BARCELONA, Spain — Barcelona is more than just a buzzing Mediterranean tourist destination. It’s a city with ambitious goals to become one of Europe’s greenest cities by 2020.
The Barcelona Energy Agency and city council are currently pushing 108 green projects in the city, outlined in the Energy, Climate Change and Air Quality Plan 2011-2020. From improving public transportation to tapping new energy sources from the city’s natural resources, the aim is to reduce energy consumption by 9 percent and cut CO2 emissions by 16 percent over the next nine years.
The Zona Franca Energy Plant plays a central role in reducing the city’s carbon footprint. It will eventually produce more than 2.9 TWh of power, 56 percent of this amount from renewable or recycled energy sources.
The first phase, a biomass plant where trimmings from Barcelona’s parks and gardens are transformed into energy, has just started operating. Eventually it will also make use of residual cooling from a regasifier and a photovoltaic solar energy infrastructure.
With an average of 7 hours of sunshine a day, solar energy has been an obvious energy alternative in Barcelona for years and continues to be an important focus. The city boasts the largest photovoltaic installation in Europe: the solar pergola at the Parc del Forum, where 150,000 kW/h are produced annually from the sun’s rays. As part of the Energy Plan 2011-2020, many more similar solar panel installations will be installed on public buildings across the city.

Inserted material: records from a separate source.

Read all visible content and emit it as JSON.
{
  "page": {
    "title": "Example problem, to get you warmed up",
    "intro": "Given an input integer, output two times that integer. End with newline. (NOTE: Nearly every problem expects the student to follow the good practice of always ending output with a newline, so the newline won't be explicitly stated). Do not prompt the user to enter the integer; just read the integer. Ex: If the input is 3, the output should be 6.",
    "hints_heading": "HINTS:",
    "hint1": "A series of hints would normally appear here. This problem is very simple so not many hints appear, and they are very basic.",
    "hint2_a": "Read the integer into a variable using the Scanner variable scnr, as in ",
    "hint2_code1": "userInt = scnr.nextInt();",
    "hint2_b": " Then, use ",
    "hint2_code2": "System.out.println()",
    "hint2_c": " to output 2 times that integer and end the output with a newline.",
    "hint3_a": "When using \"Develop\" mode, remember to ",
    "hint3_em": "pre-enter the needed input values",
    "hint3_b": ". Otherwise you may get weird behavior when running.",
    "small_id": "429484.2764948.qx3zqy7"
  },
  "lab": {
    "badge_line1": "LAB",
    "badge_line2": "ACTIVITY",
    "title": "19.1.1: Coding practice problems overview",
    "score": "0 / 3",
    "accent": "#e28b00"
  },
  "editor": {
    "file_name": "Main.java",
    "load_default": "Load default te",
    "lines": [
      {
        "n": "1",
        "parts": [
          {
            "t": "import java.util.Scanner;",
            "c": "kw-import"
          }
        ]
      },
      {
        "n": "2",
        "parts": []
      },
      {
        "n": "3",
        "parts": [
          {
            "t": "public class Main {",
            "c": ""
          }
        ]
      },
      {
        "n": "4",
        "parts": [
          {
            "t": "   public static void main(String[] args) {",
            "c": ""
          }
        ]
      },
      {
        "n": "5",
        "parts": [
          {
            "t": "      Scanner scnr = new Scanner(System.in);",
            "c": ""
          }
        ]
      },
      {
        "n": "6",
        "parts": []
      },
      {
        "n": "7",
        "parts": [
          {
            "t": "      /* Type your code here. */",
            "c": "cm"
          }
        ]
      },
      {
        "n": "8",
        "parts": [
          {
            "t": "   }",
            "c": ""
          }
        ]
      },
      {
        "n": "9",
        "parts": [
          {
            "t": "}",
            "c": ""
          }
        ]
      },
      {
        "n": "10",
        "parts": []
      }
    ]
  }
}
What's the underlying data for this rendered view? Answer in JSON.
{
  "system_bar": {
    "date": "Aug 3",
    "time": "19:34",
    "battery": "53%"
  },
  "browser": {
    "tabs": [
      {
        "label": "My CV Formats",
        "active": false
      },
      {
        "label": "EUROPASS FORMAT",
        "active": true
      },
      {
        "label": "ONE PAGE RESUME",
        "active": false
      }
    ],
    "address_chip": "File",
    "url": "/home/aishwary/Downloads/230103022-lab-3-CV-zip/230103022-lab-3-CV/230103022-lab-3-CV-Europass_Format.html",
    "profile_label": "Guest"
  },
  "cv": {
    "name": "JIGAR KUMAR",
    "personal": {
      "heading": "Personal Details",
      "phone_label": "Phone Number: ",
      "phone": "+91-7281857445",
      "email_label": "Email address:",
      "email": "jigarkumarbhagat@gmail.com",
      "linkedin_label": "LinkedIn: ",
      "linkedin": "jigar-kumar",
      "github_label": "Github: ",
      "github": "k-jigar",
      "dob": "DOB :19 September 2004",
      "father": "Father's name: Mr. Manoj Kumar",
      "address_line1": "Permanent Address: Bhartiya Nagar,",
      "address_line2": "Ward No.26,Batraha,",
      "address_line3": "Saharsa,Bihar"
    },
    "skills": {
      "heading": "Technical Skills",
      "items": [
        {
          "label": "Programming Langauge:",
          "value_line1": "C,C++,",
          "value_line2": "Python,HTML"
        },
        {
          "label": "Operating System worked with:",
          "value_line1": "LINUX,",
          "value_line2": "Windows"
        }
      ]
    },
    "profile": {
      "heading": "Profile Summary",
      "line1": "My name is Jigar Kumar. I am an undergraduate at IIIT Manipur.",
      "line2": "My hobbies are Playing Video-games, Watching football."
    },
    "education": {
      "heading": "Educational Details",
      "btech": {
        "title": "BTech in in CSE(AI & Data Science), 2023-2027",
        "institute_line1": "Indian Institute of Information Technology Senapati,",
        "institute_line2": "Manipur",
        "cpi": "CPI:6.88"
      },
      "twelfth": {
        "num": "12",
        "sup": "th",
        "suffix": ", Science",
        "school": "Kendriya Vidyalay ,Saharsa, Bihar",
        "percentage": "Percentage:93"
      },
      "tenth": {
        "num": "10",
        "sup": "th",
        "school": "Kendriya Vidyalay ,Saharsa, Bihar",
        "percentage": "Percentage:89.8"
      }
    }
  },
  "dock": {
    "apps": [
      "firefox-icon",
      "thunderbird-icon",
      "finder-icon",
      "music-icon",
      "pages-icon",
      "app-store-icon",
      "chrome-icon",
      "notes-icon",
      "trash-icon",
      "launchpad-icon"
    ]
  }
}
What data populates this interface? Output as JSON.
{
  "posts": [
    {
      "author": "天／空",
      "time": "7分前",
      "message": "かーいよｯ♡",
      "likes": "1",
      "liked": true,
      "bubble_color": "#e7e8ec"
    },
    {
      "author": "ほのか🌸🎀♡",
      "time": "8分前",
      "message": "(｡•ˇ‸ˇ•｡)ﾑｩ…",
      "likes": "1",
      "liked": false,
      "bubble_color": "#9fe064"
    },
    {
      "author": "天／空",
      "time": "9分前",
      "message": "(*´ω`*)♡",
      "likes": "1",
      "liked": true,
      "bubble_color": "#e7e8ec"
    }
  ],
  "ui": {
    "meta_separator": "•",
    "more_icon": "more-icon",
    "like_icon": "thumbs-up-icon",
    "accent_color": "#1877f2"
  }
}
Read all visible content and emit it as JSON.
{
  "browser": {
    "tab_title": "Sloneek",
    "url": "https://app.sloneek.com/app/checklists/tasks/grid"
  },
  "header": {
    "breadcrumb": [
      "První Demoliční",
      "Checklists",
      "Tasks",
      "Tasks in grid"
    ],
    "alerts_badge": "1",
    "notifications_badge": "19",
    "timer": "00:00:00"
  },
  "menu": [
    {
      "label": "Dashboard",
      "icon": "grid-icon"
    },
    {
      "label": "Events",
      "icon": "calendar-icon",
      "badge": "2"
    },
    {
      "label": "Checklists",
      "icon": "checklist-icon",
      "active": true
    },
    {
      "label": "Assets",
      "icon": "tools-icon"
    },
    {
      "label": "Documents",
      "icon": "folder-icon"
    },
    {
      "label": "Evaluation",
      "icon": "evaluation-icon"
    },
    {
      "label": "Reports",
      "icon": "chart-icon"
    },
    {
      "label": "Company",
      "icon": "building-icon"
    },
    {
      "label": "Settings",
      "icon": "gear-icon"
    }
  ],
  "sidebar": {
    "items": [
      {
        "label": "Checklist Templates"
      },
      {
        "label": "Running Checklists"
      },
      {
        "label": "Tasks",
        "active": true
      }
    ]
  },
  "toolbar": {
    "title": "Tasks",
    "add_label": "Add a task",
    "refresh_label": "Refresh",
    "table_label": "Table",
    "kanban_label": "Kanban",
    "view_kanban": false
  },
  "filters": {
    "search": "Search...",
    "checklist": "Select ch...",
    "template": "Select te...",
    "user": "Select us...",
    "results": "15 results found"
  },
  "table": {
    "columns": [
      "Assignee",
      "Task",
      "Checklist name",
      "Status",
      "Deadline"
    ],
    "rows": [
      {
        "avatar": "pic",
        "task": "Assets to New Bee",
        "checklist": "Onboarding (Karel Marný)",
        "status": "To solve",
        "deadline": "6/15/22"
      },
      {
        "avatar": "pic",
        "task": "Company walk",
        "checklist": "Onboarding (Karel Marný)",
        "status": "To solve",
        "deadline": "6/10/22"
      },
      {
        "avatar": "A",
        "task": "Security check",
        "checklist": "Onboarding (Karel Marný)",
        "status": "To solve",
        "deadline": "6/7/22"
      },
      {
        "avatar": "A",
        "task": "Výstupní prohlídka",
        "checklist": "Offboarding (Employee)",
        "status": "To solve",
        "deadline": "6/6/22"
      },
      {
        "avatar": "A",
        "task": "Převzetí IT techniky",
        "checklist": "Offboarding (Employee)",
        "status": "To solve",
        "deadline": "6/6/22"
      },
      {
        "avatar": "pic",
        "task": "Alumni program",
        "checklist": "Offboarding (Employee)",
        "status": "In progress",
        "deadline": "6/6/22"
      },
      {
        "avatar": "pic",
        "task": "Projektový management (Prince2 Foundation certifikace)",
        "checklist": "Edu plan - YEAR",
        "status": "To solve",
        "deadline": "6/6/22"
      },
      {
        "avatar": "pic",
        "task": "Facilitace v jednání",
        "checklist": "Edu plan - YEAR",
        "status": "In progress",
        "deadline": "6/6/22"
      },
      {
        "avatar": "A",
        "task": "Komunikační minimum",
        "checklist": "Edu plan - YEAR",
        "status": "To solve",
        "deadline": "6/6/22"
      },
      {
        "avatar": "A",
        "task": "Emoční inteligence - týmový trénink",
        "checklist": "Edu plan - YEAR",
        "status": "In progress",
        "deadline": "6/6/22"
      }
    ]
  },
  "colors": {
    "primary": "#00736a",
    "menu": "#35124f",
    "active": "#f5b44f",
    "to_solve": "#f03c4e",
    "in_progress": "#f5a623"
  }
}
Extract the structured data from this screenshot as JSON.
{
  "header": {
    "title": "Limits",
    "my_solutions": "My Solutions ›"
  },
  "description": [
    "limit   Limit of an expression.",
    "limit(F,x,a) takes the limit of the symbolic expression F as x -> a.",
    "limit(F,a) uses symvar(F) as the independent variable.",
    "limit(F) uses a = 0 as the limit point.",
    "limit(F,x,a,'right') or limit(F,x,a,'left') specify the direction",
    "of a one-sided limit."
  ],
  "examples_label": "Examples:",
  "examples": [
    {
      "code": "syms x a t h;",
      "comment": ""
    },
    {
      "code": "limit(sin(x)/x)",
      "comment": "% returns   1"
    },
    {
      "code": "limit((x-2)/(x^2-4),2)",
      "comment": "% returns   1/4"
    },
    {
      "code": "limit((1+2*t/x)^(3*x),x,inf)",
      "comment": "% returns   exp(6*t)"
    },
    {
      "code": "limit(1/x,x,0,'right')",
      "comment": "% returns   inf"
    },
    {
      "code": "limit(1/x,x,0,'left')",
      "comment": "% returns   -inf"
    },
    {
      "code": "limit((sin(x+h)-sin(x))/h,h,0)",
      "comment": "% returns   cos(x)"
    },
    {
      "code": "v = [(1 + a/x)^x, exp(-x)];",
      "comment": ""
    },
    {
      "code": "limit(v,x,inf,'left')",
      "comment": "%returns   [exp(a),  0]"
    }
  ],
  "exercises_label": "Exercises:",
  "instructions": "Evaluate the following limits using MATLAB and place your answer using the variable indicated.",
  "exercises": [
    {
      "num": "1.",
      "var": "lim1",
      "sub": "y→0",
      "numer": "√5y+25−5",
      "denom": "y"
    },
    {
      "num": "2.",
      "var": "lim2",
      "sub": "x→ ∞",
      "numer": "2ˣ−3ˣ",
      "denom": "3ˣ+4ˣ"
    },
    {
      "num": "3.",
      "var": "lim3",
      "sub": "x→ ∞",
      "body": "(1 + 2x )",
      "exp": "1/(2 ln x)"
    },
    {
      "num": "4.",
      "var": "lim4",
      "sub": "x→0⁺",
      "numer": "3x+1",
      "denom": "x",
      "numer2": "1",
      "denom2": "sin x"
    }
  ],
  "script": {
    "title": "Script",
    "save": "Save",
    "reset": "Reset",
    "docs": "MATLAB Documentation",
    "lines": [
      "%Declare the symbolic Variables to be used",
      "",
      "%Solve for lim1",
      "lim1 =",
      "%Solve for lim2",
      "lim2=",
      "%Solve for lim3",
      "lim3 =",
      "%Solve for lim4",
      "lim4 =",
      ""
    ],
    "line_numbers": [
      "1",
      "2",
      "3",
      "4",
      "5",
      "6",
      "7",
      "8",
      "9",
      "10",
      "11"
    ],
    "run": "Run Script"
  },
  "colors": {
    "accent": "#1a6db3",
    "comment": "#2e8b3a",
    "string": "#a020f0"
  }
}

In addition, Barcelona is experimenting with many other ways to promote and educate its citizens to adopt a more sustainable lifestyle. As Irma Soldevilla i Garcia of the Barcelona Energy Agency says: “We and the city council need to push for actions that demonstrate what renewable energy is. By 2020, Barcelona could be a more environmentally conscious city, in which careful energy consumption will be a regular part of people’s lives.”